Hart Beat

Sexual assault must be brought out into the open

This topic is not one I find easy to discuss. I don't believe anyone, even those who deal with it on a daily basis, is comfortable with casually discussing the devastation of sexual assault.

In order for the evil that is sexual assault, or rape as it is more commonly known, to end it must be brought out into the open. It won't go away because we wish it so. It is topic which can't remain behind closed doors.

April is Sexual Assault Awareness Month and during the week of April 11-15, Lower Valley Crisis and Support Services staff will be inviting community members to join them at the Mid Valley Mall to create a mural of what healthy relationships look like.

What is scary to me and is a reality for many is that few people know what a healthy relationship looks like. There are so many broken people in our community. So many people who have been victims of all manner of sexually assault.

How can we hope to know what healthy relationships looks like if all we've ever known is violence in our homes, verbal abuse, physical abuse, pain and humiliation?

Trying to figure out the theme of this month's awareness effort, "One State of Mind Can End Sexual Violence," is a tough concept for me. It's tough to understand when one of four women I know has been sexually abused. It's tough to understand when one out of every seven men I know has been sexually assaulted. They don't talk about it and I can't ask.

I ought to be in a unique position to discuss it. After all, I serve as a board director for Lower Valley Crisis and Support Services, a cause I have supported for most of my 30 years in journalism. I've written stories about date rape, supported and even underwent advocate training. I've urged people to support crisis center fund-raisers and even written about the experiences of child abuse victims.

I know firsthand that thinking or writing about sexual assault is never easy, even though, and perhaps particularly because it is a topic which damages so many people.

As Jan Walh, a counselor at the Sunnyside-based agency, tells me, it's an issue which remains pressing. Unfortunately, the number of sexual assault victims just keeps growing.

A recent survey conducted by the Washington State Office of Crime Victims Advocacy found that one-third of all women in the state have experienced some form of sexual assault.

It's sad. It's disheartening and most of the confusion continues to center on the totally false notion that the victim is at fault. They bring it on themselves, according to the myths surrounding sexual assault crimes.

When someone says it's the victim's fault, I want to ask how can a college girl, like the beautiful Katie Koestner, who spoke to Sunnyside students recently, who told her boyfriend "no" 12 times but was still raped, be at fault?

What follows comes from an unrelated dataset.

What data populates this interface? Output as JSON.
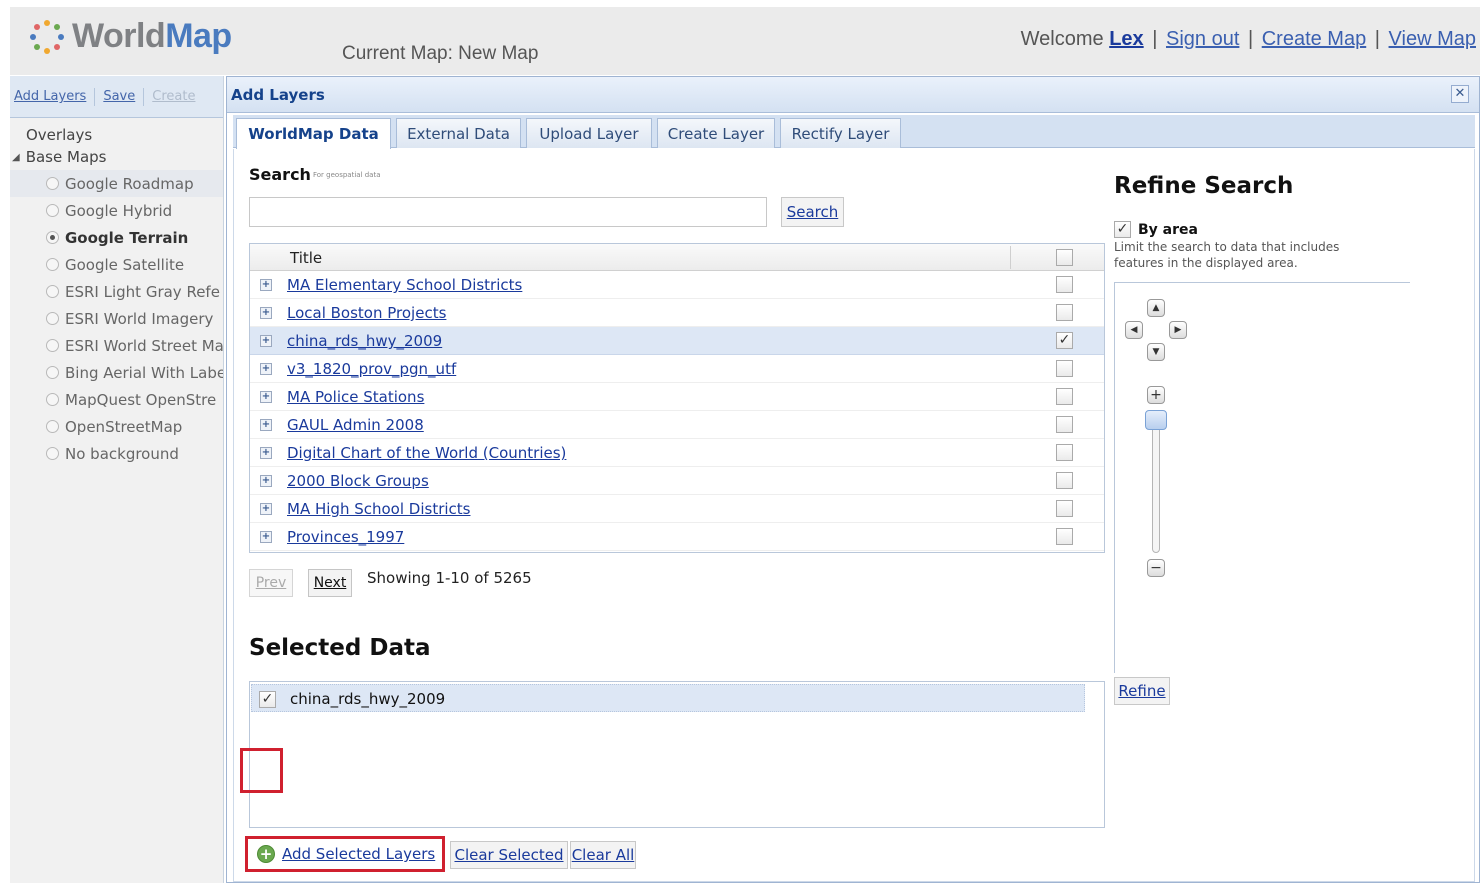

Is it because that most think like her boyfriend, who felt that because she didn't say "no" a 13th time, she must have wanted sex?

Tell me how it can be the victim's fault when a drunk father crawls into bed with his 10-year-old daughter and violates her? Who's at fault there?

I could spent hours regaling you with the statistics surrounding sexual assault.

I could tell you that in the amount of time it takes you to read this article, a rape is occurring in our community.

I can alarm you by telling you that 95 percent of the time, the rapist is never caught.

Worse, I can tell you that 35 percent of all sexual assaults occur within the family and most rapes occur at home. National figures reveal that incest occurs in 14 percent of all families.

The statistics and the facts are endless. But those are just numbers.

Even as you sit with this paper in your hand, if you think hard, you'll realize that you know someone whose life has been damaged by this form of violence.

It's more deadly than murder. The victim doesn't die. He or she has to live with the reminder of the violence, eating at his or her insides killing from within, especially in those cases where the subject is never discussed.

So, if one mind is made up to stop committing sexual violence, if one person says no more rape, then maybe the one mind will be convinced to end sexual violence.

And maybe that is what this month's theme means.